I am working on an application where I will need to perform repeated range lookups on a Datetime column in a fairly large data frame, and I am thinking about using Polars for this project instead of Pandas.

I am concerned that these repeated range lookups could get very expensive when accumulated over the total running time of the application. Traditional relational databases like PostgreSQL offer several index types that can be used to avoid full table scans. And Pandas' "index-as-row-labels" system (at least in theory) can implement internal optimizations for these kinds of operations.

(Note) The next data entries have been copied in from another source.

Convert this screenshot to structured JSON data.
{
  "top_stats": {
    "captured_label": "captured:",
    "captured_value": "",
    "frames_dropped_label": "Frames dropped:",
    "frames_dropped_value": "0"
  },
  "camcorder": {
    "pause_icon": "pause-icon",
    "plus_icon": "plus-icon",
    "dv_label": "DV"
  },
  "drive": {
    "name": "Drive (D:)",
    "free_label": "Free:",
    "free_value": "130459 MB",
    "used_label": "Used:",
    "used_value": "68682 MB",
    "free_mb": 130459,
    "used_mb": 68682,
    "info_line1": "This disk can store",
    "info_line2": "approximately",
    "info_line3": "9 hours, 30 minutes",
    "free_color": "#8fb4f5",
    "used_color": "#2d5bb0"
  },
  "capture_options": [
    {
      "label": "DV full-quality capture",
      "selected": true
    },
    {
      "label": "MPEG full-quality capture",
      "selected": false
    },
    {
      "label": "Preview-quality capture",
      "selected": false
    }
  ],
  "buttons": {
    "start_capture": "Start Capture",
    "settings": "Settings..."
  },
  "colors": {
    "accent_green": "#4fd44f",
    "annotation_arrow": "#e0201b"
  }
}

Understanding of course that Polars has chosen not to adopt Pandas' system, is there any plan to support some kind of external index system for Polars data frames? A hypothetical Python API could look something like this:

from datetime import datetime as DateTime
import polars as pl

data: pl.DataFrame = ...  # big data frame
t1 = DateTime(2022, 1, 1)
t2 = DateTime(2022, 3, 1)

result1 = data.filter(
    (pl.col('start_time') >= t1) & (pl.col('start_time') < t2)
)

start_time_index = pl.build_index(data, ['start_time'], method='btree')
result2 = data.filter(
    (start_time_index >= t1) & (start_time_index < t2)
)

I could see this also being helpful when working with geospatial data.

Of course, we should not try to optimize heavily without having measured/profiled things first. And a system like this would inherit all of the problems associated with database indexes (need to be updated, not helpful with low cardinality, etc). But I'd be surprised if this couldn't end up as a bottleneck in certain applications.

Is this something that would be considered in-scope for the Polars project? Or is this a niche enough use case that most users aren't expected to need it, and if needed would be expected to craft or bring in their own indexes (e.g. find a suitable B-tree or R-tree library in the host language)?

Edit: in the particular example above, it would make sense to sort this data by start_time. Would .sort('start_time').rechunk() be helpful for this? I imagine you could also cook something up with .groupby_dynamic or even .partition_by depending on the exact usage.

zundertj commented 1 year ago

Polars can already lever that data is sorted, see for instance this excellent blog post: https://braaannigan.github.io/software/2022/09/13/polars-with-set-sorted.html

MiguelAngelTorres commented 4 months ago

The blog post is perfect while working with a single column filter. There is a way to make it work with multiple columns? For example, using polars to execute "<" and ">" operations to build a decision tree you might want to efficiently query any column.

cmdlineluser commented 4 months ago

@MiguelAngelTorres I think that may fall under the "self non-equi join" category?

I don't think anything currently exists to help with that.